Studies have shown that in countries with low cardiovascular disease mortality rates, like Japan, France, and Spain, homocysteine levels are typically around 7-8 micromoles per liter. In contrast, countries with higher mortality rates, such as Finland, Scotland, and Germany, have levels around 10-11 micromoles per liter. Here’s a proposed reference range based on age and gender:
| Age | Gender | Total Plasma (blood) homocysteine reference range |
| under 30 years | Male and Female | 4.6 – 8.1 µmol/L |
| 30 – 59years | Female | 4.5 – 7.9 µmol/L |
| 30 – 59 years | Male | 6.3 – 11.2 µmol/L |
| > 60 years | Male and Female | 5.8 – 11.9 µmol/L |
To lower your homocysteine levels and reduce associated risks, consider these steps:
1. Lifestyle Changes: Address the controllable risk factors.

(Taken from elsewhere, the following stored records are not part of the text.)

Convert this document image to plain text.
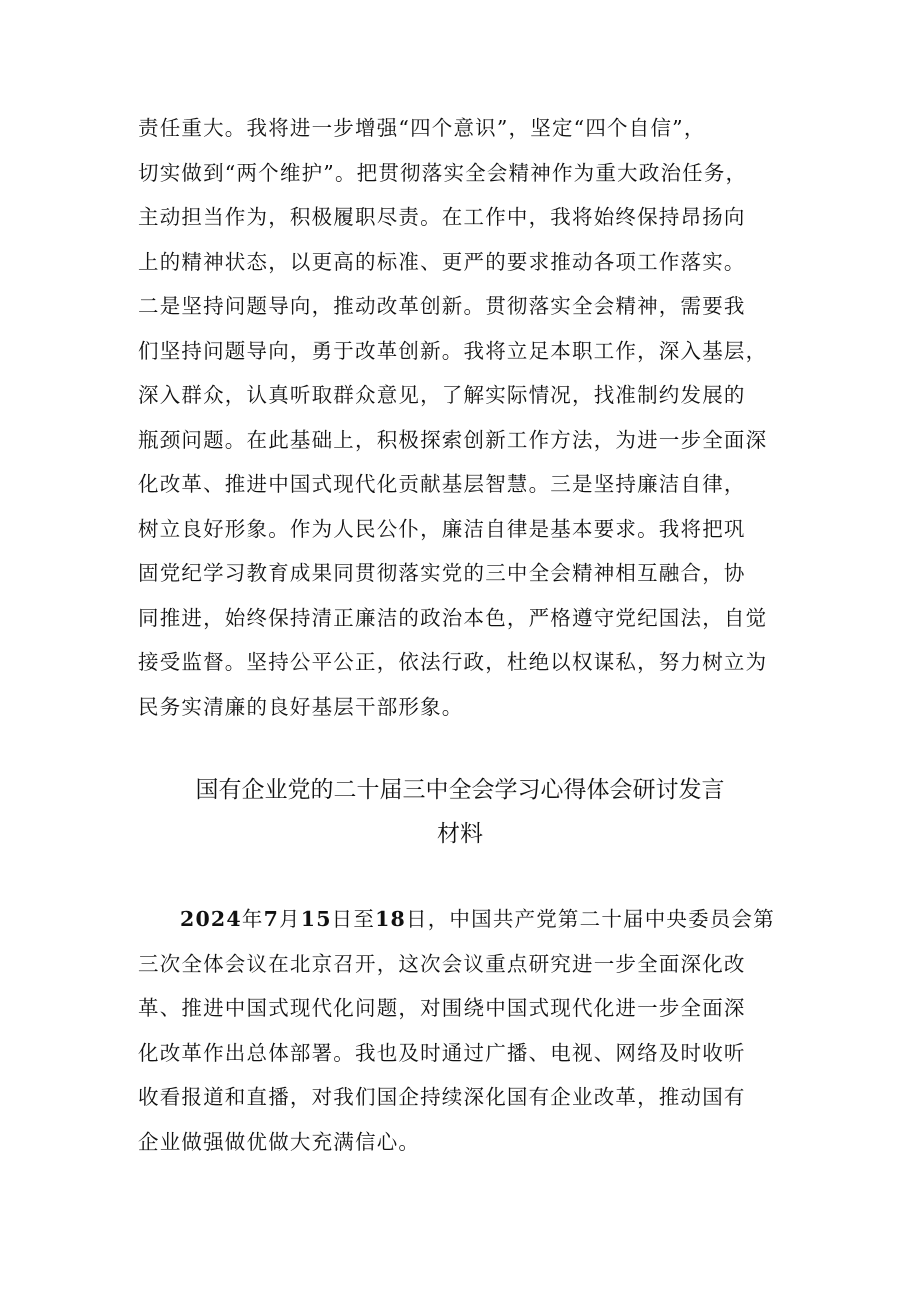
责任重大。我将进一步增强“四个意识”，坚定“四个自信”，
切实做到“两个维护”。把贯彻落实全会精神作为重大政治任务，
主动担当作为，积极履职尽责。在工作中，我将始终保持昂扬向
上的精神状态，以更高的标准、更严的要求推动各项工作落实。
二是坚持问题导向，推动改革创新。贯彻落实全会精神，需要我
们坚持问题导向，勇于改革创新。我将立足本职工作，深入基层，
深入群众，认真听取群众意见，了解实际情况，找准制约发展的
瓶颈问题。在此基础上，积极探索创新工作方法，为进一步全面深
化改革、推进中国式现代化贡献基层智慧。三是坚持廉洁自律，
树立良好形象。作为人民公仆，廉洁自律是基本要求。我将把巩
固党纪学习教育成果同贯彻落实党的三中全会精神相互融合，协
同推进，始终保持清正廉洁的政治本色，严格遵守党纪国法，自觉
接受监督。坚持公平公正，依法行政，杜绝以权谋私，努力树立为
民务实清廉的良好基层干部形象。
国有企业党的二十届三中全会学习心得体会研讨发言
材料
2024年7月15日至18日，中国共产党第二十届中央委员会第
三次全体会议在北京召开，这次会议重点研究进一步全面深化改
革、推进中国式现代化问题，对围绕中国式现代化进一步全面深
化改革作出总体部署。我也及时通过广播、电视、网络及时收听
收看报道和直播，对我们国企持续深化国有企业改革，推动国有
企业做强做优做大充满信心。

2. Nutritional Supplementation: Work with a naturopath or a nutritionally oriented GP to identify any deficiencies. Supplements like Solgar’s Homocysteine Modulators can be beneficial.
3. Dietary Improvements: Enhance your diet to boost the intake of critical nutrients.
4. Regular Monitoring: Recheck your blood levels in 3 to 6 months to ensure they’re decreasing with treatment.